BOSTON – Beauty industry consumers are turning to YouTube in record numbers, and are often bypassing major brands for product recommendations, instructional guidance and social engagement. Yet, according to a recent study, only a handful of beauty brands are effectively incorporating YouTube into their web and commerce initiatives.



Pixability, which is a big data software company that helps brands increase the YouTube impact on their target audiences, has unveiled the findings of its new study on the digital marketplace, “Beauty on YouTube: How YouTube is Radically Transforming the Beauty Industry and What That Means for Brands.” According to the findings, major brands have only garnered 3% of the 14.9 billion beauty-related video views on YouTube.



“The data in this study highlights the tipping point for share-of-voice for the beauty business. More importantly, these YouTube dynamics will have a profound effect on how beauty brands and their agencies market and advertise,” said Rob Ciampa, CMO of Pixability. “Brands that mistakenly treat YouTube as a quasi-television station should not be surprised by dismal ROI. Those that embrace YouTube as a critical digital marketing and communication medium, however, will see outstanding results.
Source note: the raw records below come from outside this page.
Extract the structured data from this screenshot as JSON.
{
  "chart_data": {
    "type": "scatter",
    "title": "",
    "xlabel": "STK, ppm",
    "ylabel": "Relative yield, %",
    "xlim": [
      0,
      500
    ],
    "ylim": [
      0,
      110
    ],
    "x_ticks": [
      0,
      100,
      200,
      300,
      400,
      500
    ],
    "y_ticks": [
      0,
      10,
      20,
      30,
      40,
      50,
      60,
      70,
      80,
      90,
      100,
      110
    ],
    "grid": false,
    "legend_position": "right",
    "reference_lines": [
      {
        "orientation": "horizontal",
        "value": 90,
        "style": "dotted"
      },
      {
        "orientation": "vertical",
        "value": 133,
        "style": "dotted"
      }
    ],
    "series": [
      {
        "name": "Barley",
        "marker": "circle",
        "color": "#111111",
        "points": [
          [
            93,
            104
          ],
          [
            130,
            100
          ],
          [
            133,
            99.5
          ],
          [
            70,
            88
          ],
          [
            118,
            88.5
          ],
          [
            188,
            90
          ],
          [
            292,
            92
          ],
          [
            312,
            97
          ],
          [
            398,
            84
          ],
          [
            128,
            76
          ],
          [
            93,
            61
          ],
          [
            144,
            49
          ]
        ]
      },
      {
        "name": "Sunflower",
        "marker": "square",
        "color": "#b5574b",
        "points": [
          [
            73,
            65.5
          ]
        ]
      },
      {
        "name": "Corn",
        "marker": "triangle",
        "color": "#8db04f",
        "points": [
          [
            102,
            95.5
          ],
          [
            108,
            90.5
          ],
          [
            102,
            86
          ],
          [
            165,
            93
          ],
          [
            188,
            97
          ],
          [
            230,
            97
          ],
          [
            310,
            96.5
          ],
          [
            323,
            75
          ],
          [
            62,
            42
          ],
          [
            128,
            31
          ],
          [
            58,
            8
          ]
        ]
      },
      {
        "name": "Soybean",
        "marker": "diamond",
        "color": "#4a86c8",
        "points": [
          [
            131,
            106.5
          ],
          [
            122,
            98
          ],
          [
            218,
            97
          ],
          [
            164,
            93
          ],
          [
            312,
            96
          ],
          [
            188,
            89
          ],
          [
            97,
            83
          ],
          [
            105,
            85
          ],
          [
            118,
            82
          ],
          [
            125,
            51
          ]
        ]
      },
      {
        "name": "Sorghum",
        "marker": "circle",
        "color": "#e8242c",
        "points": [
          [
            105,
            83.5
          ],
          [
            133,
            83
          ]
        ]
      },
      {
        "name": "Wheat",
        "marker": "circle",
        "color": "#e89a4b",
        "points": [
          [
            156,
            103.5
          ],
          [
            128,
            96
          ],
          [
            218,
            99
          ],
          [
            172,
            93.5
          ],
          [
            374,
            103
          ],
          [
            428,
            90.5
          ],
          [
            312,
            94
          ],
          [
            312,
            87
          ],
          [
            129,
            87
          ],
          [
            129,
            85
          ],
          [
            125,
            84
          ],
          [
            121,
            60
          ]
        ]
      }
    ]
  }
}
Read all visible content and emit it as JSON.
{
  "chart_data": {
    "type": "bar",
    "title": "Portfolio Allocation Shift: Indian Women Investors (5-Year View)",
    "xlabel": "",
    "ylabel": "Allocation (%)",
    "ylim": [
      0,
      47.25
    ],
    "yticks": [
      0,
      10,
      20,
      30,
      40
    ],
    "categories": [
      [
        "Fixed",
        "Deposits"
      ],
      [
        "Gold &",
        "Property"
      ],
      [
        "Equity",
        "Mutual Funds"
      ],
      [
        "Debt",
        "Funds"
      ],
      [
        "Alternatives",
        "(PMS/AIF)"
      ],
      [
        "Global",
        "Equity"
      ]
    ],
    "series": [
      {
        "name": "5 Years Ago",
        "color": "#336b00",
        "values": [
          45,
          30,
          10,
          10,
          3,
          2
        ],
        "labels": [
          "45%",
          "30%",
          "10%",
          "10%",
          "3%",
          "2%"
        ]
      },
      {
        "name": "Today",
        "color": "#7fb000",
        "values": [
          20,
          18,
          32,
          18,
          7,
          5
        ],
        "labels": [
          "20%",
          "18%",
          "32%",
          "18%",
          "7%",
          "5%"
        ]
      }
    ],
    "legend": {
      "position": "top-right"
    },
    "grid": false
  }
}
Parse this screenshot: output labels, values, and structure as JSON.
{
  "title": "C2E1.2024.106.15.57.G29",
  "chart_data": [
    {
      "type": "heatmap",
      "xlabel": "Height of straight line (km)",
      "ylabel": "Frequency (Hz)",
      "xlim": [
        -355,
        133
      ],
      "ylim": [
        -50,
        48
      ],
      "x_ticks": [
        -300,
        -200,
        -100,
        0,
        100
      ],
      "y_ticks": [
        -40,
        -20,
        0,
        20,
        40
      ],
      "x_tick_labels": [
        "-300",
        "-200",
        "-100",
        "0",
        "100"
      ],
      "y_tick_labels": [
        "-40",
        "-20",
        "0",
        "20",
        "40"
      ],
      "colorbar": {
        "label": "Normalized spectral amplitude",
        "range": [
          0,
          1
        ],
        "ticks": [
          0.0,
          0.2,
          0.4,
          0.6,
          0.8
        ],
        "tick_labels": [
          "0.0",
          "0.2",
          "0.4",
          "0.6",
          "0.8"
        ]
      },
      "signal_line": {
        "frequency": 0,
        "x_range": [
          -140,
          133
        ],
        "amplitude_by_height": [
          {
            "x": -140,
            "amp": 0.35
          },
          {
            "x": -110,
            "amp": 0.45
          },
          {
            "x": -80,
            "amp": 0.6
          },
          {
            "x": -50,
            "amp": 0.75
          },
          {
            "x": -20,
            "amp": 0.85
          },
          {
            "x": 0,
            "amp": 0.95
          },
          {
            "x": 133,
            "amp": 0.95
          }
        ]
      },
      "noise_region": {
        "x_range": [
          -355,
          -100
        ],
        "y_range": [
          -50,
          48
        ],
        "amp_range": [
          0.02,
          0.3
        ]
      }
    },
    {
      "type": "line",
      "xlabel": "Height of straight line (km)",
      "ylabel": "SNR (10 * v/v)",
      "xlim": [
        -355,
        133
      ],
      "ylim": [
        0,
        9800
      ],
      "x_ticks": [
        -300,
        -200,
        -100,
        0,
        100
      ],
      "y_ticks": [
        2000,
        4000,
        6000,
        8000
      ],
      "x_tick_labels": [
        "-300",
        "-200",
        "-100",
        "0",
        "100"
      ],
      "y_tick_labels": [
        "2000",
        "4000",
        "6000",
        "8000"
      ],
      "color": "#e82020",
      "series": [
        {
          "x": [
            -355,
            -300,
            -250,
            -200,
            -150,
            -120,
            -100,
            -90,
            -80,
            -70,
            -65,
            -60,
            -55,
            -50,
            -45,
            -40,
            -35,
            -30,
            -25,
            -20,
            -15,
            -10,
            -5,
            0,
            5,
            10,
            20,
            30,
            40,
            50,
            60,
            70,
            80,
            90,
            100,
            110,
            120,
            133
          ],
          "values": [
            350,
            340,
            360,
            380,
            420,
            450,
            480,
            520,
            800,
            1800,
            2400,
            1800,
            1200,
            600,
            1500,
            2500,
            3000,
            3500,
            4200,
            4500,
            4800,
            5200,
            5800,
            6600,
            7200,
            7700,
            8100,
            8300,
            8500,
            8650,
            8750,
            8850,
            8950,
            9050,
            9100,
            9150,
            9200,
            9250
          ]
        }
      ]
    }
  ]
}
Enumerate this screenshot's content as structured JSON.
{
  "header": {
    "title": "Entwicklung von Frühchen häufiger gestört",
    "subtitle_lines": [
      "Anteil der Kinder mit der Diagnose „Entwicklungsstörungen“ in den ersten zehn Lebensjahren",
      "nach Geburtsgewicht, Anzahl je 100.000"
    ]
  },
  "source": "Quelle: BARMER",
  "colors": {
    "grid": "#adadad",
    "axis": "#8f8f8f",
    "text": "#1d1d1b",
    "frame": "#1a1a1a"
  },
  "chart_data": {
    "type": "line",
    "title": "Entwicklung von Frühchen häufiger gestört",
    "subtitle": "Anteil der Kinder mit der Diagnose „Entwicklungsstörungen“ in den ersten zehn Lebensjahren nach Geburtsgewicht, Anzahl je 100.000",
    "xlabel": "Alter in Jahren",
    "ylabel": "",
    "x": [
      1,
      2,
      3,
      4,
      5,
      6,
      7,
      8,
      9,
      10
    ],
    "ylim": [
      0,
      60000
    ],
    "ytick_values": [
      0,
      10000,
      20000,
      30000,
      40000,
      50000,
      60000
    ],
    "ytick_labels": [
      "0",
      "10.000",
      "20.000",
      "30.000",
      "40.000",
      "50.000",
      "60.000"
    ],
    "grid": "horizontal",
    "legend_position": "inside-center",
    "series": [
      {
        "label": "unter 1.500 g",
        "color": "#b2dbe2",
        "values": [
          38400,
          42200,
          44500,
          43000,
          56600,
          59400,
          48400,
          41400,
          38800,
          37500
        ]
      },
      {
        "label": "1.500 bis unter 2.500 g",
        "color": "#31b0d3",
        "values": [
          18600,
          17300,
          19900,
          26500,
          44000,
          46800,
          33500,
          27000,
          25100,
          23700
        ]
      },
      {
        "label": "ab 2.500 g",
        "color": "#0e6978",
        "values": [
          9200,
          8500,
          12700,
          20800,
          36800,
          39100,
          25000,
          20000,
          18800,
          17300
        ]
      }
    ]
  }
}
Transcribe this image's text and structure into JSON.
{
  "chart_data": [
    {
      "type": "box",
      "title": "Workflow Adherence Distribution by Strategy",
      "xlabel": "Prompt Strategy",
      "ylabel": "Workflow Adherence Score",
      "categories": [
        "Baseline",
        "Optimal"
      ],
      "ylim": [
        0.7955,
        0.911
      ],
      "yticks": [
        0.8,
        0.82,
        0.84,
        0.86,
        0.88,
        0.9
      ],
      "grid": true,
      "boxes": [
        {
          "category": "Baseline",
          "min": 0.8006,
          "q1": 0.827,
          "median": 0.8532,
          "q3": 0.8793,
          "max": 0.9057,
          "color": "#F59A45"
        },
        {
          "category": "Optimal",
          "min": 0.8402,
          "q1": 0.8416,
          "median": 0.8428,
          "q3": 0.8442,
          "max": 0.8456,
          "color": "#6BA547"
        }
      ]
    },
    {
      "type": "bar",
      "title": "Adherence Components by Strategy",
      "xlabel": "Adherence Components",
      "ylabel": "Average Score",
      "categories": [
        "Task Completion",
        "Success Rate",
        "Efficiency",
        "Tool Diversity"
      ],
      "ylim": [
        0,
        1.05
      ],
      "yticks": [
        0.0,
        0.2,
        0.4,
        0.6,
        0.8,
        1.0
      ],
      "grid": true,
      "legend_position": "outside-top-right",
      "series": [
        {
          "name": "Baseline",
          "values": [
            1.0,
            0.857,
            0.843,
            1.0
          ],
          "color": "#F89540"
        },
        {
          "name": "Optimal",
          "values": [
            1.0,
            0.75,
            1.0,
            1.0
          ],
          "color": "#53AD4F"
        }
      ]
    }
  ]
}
Pixability’s analysis of the beauty industry on YouTube backs that up.”



Identifying and analyzing how 168 major beauty brands and 45,000 YouTube beauty-focused personalities manage, produce and socialize more than 877,000 hair care, skin care, makeup and nail videos, the report highlights striking differences between those manufacturing products and those manufacturing videos about products. Just a handful of beauty brands are effectively incorporating YouTube into their web and commerce initiatives, while only a few are successfully working with YouTube’s independent beauty personalities, according to the company.



“Understanding the important role of video in the beauty industry is a given, so we had the foresight to fully integrate YouTube into our marketing several years back and it paid off,” said Cory Pulice, VP of e-commerce for e.l.f. Cosmetics. “Creating informative and instructional videos for our premium cosmetic and makeup products is only part of the equation. Genuinely engaging with our passionate YouTube community is the other part, and that helps drive our business.”



Some of the report’s key findings include:



  • Teenagers challenge brands and agencies. Multi-billion dollar beauty corporations with massive ad budgets and high-end creative agencies are getting beat on YouTube by teenage girls producing content in their bedrooms. YouTube vloggers, haul girls and other beauty content creators control 97% of conversations around beauty topics and related brands on YouTube.

  • YouTube emerges as a lifestyle utility. People watch non-brand YouTube tutorials in the morning and in the evening on the East Coast and West Coast as they prepare for work and then a night out. Non-branded beauty tutorial content shows significant YouTube search spikes at specific times of day typically associated with applying makeup and doing hair. Comparatively, beauty brand video searches and views on YouTube remain flat regardless of time of day.

  • A television mentality doesn’t work on YouTube. Brands and their agencies continue to suffer from a “television” mentality on YouTube, as they deliver content that’s out of step with the digital audience and miss opportunities for engagement, awareness and commercialization. Repurposed television commercials published to YouTube generally underperform both on views and with audience engagement. YouTube’s top 25 beauty vloggers receive 2,600% more comments on their made-for-YouTube content on average than beauty brand channels’ content.